- Born: Marek Józef Druzdzel
- Education: Delft University of Technology, Carnegie Mellon University
- Known for: Bayesian networks, Probabilistic reasoning, GeNIe & SMILE software
- Awards: Fulbright Scholar (2009–10, 2016–17)
- Scientific career
- Fields: Computer science, Artificial intelligence, Decision support systems
- Workplaces: University of Pittsburgh, Bialystok University of Technology, BayesFusion

= Marek Druzdzel =

Polish-American computer scientist

Marek Druzdzel is a Polish-American computer scientist known for his contributions to decision support systems, Bayesian networks, and probabilistic reasoning.

== Education ==
Druzdzel obtained two Master of Science degrees from Delft University of Technology in the Netherlands: the first in Technical Mathematics and Informatics in 1985, and the second in Computer Engineering in 1987. He received his Ph.D. in Engineering and Public Policy from Carnegie Mellon University in 1992. In 2009, he was awarded a habilitation (D.Sc.) by the Institute of Computer Science of the Polish Academy of Sciences.

== Career ==
Druzdzel began his academic career at the University of Pittsburgh in 1993, where he held multiple academic roles, including Associate Professor in the School of Information Sciences. During his time there, he collaborated with Clark Glymour on research examining college dropout rates in the United States. Earlier, while completing his Ph.D. at Carnegie Mellon University, Druzdzel worked with Herbert A. Simon, a Nobel Prize-winning economist and cognitive psychologist, and they co-authored a paper on decision theory and causality.

He became a visiting professor at Białystok University of Technology in 2006 and was appointed full professor there in 2009. In 2015, he co-founded BayesFusion, LLC, where he continues to contribute to the development of decision support tools, including the GeNIe and SMILE software platforms used for Bayesian network modeling.

Throughout his academic tenure, Druzdzel has taught a wide range of subjects related to computer science and information systems including Data Analytics, Knowledge Representation, the Semantic Web, and Decision Support Systems, among others.

== Research ==
Druzdzel’s research focuses on decision-making under uncertainty, probabilistic graphical models, and the development of intelligent decision support systems.

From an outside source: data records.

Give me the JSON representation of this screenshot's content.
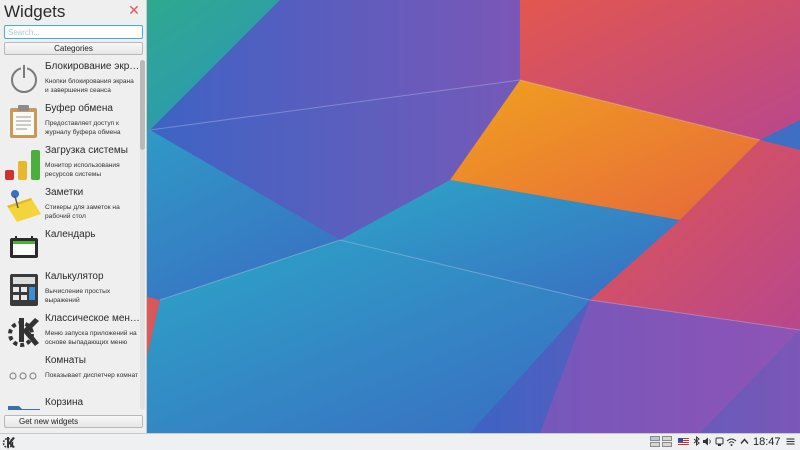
{
  "panel": {
    "title": "Widgets",
    "search_placeholder": "Search...",
    "categories_label": "Categories",
    "get_new_label": "Get new widgets"
  },
  "widgets": [
    {
      "name": "Блокирование экр…",
      "description": "Кнопки блокирования экрана и завершения сеанса",
      "icon": "power-icon"
    },
    {
      "name": "Буфер обмена",
      "description": "Предоставляет доступ к журналу буфера обмена",
      "icon": "clipboard-icon"
    },
    {
      "name": "Загрузка системы",
      "description": "Монитор использования ресурсов системы",
      "icon": "system-load-icon"
    },
    {
      "name": "Заметки",
      "description": "Стикеры для заметок на рабочий стол",
      "icon": "notes-icon"
    },
    {
      "name": "Календарь",
      "description": "",
      "icon": "calendar-icon"
    },
    {
      "name": "Калькулятор",
      "description": "Вычисление простых выражений",
      "icon": "calculator-icon"
    },
    {
      "name": "Классическое мен…",
      "description": "Меню запуска приложений на основе выпадающих меню",
      "icon": "kde-menu-icon"
    },
    {
      "name": "Комнаты",
      "description": "Показывает диспетчер комнат",
      "icon": "activities-icon"
    },
    {
      "name": "Корзина",
      "description": "",
      "icon": "trash-folder-icon"
    }
  ],
  "taskbar": {
    "clock": "18:47"
  },
  "colors": {
    "accent": "#3daee9",
    "close": "#e05561",
    "panel_bg": "#efefef",
    "taskbar_bg": "#eff0f1"
  }
}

He is particularly known for his work on Bayesian networks, including both theoretical contributions and practical applications in areas such as medicine, engineering, and public policy. He has co-developed the GeNIe and SMILE platforms, which are widely used tools for modeling and analyzing probabilistic systems.

He has explored qualitative reasoning techniques that allow systems to function effectively in the absence of precise numerical probabilities. He has also addressed the challenge of model elicitation, investigating how to derive accurate probabilistic parameters from expert knowledge and data.

== Selected publications ==

- Valenza, Gaetano (2013). "Mood recognition in bipolar patients through the PSYCHE platform: Preliminary evaluations and perspectives"
- Zagorecki, Adam (2013). "Knowledge Engineering for Bayesian Networks: How Common Are Noisy-MAX Distributions in Practice?"
- Yuan, Changhe (2006). "Importance sampling algorithms for Bayesian networks: Principles and performance"
- Cheng, J. (2000). "AIS-BN: An Adaptive Importance Sampling Algorithm for Evidential Reasoning in Large Bayesian Networks"
- Druzdzel, M.J. (2000). "Building probabilistic networks: "Where do the numbers come from?" guest editors' introduction"
- Babichenko, Dmitriy (2016). "2016 IEEE International Conference on Serious Games and Applications for Health (SeGAH)"

== Honors and awards ==
Druzdzel has been the recipient of two Fulbright U.S. Scholar grants. During the 2009–2010 and 2016–2017 academic years, he lectured at Białystok University of Technology as part of the Fulbright program, focusing on the application of probabilistic models in decision support systems.